I suppose running a business is in my blood. After immigrating from Syria, my grandpa opened a mini-mart in the Southie neighborhood of Boston and later in Downtown Los Angeles. He died when I was a young child, but I have suspicions we didn't do business the same. His business had a ‘back room’ where they “played cards” (read between the lines, it was South Boston in the 50's) and I couldn't be more straight as an arrow in business, despite the journey being a winding road. March marks it's 15th anniversary and I have been sharing stories all month long. Today is the last day of March, so I hope you enjoy these final memories, milestones and moments from 15 years of Mimi & Lu.
The jewelry itself has evolved over the years. Sometimes, I look back at the early days and cringe at the aesthetic. But I kept all my early catalogs (even those I was printing out of my home printer) so I could see how far things have come. I had no experience in jewelry design so the designs came from whatever creative ways I could attach beads to wire, without formal training. Maybe not the most typical path but at times, it pushed my designs out of the box. My best designs were born from having a true mess on my workspace and noticing two elements (ie. beads, chain, etc) accidentally lying next to each other knowing they were the perfect match. Currently, I am challenging myself to design with the raw inventory I have collected over the years. Some of these designs have launched, like the Triumph Earrings, but I hope you will stay tuned for more!
I feel privileged to have seen my creations in media like People Magazine and the Zoe Report and am lucky that it gave me a way to validate Mimi & Lu as an established brand. What it didn't really do was bring in money. In the early years, landing in a magazine or spotting Mimi & Lu on TV felt like the most important thing in the world. If I received a request, I'd pull together all my resources to ship the stylist what they needed and it often came at a decent expense- the time it takes, the shipping costs, the jewelry that sometimes came back damaged or not at all. Anyone in this business knows they always want the goods yesterday.

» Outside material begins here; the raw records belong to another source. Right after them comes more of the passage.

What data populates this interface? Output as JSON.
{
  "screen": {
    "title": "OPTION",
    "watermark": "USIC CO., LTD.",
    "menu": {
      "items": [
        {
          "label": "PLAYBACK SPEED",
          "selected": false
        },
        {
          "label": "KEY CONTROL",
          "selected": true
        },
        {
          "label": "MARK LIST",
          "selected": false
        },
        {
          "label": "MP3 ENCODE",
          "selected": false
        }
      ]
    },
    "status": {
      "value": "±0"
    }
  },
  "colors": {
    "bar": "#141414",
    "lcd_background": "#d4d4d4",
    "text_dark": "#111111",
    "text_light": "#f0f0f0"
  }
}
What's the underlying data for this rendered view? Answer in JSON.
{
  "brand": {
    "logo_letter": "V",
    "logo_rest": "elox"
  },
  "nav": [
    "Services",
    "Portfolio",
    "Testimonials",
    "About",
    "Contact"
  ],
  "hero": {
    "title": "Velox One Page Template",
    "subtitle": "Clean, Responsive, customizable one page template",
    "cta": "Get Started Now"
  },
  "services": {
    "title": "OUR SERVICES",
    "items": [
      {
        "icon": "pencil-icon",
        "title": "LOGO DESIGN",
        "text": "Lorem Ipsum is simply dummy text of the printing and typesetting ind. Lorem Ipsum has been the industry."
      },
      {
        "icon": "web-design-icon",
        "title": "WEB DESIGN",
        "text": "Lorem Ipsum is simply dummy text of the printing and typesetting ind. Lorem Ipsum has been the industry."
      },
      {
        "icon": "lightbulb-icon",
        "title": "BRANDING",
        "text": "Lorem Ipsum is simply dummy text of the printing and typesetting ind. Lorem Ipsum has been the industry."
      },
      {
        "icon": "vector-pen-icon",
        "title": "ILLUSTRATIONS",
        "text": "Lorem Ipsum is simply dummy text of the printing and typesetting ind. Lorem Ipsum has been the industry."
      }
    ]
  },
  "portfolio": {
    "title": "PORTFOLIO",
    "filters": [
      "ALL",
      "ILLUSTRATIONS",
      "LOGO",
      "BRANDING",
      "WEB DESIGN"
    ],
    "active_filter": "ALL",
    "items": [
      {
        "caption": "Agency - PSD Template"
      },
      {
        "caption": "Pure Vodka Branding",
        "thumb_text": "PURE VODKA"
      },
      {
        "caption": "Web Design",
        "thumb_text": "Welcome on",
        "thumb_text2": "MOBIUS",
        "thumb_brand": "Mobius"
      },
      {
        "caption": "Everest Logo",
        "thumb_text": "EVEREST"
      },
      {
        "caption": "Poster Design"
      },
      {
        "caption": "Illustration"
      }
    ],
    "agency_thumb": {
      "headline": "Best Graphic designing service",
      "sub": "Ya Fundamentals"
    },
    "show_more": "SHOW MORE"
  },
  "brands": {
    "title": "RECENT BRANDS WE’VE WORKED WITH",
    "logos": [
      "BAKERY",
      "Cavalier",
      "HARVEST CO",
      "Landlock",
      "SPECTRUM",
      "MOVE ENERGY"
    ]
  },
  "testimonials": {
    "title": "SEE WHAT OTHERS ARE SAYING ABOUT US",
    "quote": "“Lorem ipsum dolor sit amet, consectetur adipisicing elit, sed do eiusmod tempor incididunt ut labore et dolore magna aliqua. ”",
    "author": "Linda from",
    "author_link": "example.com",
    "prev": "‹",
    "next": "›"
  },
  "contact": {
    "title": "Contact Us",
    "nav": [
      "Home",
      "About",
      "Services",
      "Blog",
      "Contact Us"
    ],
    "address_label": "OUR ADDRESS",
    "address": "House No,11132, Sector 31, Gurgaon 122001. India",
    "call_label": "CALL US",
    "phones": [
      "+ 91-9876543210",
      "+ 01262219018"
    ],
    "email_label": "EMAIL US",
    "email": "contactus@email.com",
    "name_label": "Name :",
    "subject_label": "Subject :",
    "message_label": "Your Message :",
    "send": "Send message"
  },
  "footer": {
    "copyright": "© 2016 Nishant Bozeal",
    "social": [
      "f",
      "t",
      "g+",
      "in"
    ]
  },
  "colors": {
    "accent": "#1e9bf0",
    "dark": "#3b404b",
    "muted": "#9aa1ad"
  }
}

Over time, I was able to shake out when to participate and when to pass and would no longer get into a frenzy to fulfill these requests. I also stopped bending over backwards to give free product to celebrities. Have I lost the hustle?? Maybe. But I think after 15 years, you can also start to spot when the hustle is for something shiny verses something of substance. That said, I'm proud to have the exposure and opportunities I'd never remotely imagined would cross my path. The website only shows a handful of press clippings, but feel free to take a peek here.
When I packed for Boston, I cleaned out my files and there were over 100 folders in the employee/contractor/intern drawer. The truth is, I couldn't remember them all. Or some I had forgotten and the name jogged my memory… the girl who was training for the Olympics (true story) or the mom who got nervous when any siren passed on the city street. Or of course the girl that almost burnt the place down. Those stories, I'll save for later. I loved that sometimes I'd arrive after the morning school drop off and the team was already there working away. Once, my manager made a sign for the fridge and I thought, well this the real deal now. Some were there for years and others for only days but they all made a mark. Some made me a better person, some reminded me to trust my gut, some I was too easy on and others too hard but they all, for better or worse, played a part in what the business had become.
My proudest moment was moving into my studio on Fifth Avenue in San Diego. It felt good to go in everyday and tangibly see what the business had become. It had high ceilings with big windows that looked over the busiest intersection in downtown San Diego. It gave me a space to host jewelry parties, roundtables and events. I went through some highs and lows in that studio but there wasn't a day I walked into that space and didn't feel proud to be there. I loved working late during the holidays or leaning out of the window to people watch during Comic-con. I was a girl who hadn't had a deep passion for
jewelry, nor experience in jewelry making or business and had never really worked in wholesale or retail. I simply needed to pay the rent so I peddled my goods until it snowballed into something more. People like me will always think, I have to do more, be more, make more and feel they haven't reached the "goal" but in retrospect, that sense of pride I'd get stepping into my space was success. I've had studios since and I'm sure the future holds more to explore, but Fifth Ave will always be where the brand became the business I never knew it could be.
That's a wrap, friends. It was a busy day and although it has taken me until 10pm EST, I was determined to get this out while it is still MARCH. I hope you have enjoyed these chapters of Mimi & Lu. Perhaps, I will add more from time to time? Tell me what you think. But I can't close without first making it clear that the most important part of Mimi & Lu has always been you.